Ablation of the AV (atrio-ventricular) node can be performed in order to prevent rapid heart rhythms (such as atrial fibrillation or AF) in the upper chambers of the heart (atria) from being transmitted to the lower chambers (ventricles). It is relatively simple to perform and is very effective in preventing these rapid heart rhythms from otherwise causing excessively fast heart rates that can lead to shortness of breath, palpitations, dizziness or other cardiac complaints. Since the AV node is usually the only pathway for the hearts conduction system to reach the ventricles, all patients must first have a permanent pacemaker implanted so that the pacemaker can provide a normal heart rate.
As mentioned above, the first step is to implant a permanent pacemaker (see section entitled ‘Permanent Pacemakers’) to provide a normal heart rate for patients after the AV node or normal conduction system has been ablated. This is usually done at least two weeks prior to the AV node ablation to ensure that there are no problems with the pacemaker lead position since after an AV node ablation patients are often dependent upon their pacemaker for a normal heart beat. When the AV node ablation is then performed, a single ablation catheter is passed up to the heart (under X-ray guidance) through the femoral vein at the top of the leg in order to cauterise the node. This part of the procedure usually only takes 15-30 minutes and can be done with just local anaesthesia if needed.

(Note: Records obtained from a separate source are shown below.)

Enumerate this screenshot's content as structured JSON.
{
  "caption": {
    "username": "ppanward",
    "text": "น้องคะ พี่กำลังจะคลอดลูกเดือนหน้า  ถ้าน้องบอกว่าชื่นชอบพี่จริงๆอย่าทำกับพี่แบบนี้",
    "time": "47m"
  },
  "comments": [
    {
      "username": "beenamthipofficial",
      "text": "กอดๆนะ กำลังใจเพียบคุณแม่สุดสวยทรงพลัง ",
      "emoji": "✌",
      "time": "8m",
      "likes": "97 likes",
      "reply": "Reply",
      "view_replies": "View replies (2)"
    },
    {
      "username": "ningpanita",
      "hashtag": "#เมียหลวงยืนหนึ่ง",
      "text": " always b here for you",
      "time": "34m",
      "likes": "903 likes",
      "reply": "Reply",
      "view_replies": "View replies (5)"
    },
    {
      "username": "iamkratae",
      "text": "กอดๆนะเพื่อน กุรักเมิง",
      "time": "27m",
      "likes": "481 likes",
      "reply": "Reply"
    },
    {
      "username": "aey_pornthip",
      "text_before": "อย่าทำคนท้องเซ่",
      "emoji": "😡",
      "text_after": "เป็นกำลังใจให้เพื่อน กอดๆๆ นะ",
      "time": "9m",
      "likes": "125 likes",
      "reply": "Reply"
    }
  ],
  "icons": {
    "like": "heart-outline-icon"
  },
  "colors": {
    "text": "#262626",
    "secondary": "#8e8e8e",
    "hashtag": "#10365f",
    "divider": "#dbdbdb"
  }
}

Patients with a permanent pacemaker and AV node ablation will still have rapid heart rhythms in the upper chambers of the heart, the only difference is they will no longer cause rapid heart rates. For this reason it is important to remain on anti-coagulation after the procedure to help prevent blood clots forming in the atria, however, patients may be able to stop other medications that are used to slow the heart rate (after discussion with their cardiologist).
The diagram above shows a normal heart with four chambers (right and left atria at the top and right and left ventricles at the bottom). The hearts normal electrical system is shown in yellow. This patient had a permanent pacemaker lead placed in the right ventricle (in black) two weeks earlier so that AV node ablation could be performed. This is done by passing the ablation catheter (in blue) up to the heart (through the femoral vein at the top of the leg) to cauterise the AV node and prevent any further rapid conduction of heart rates from the atria.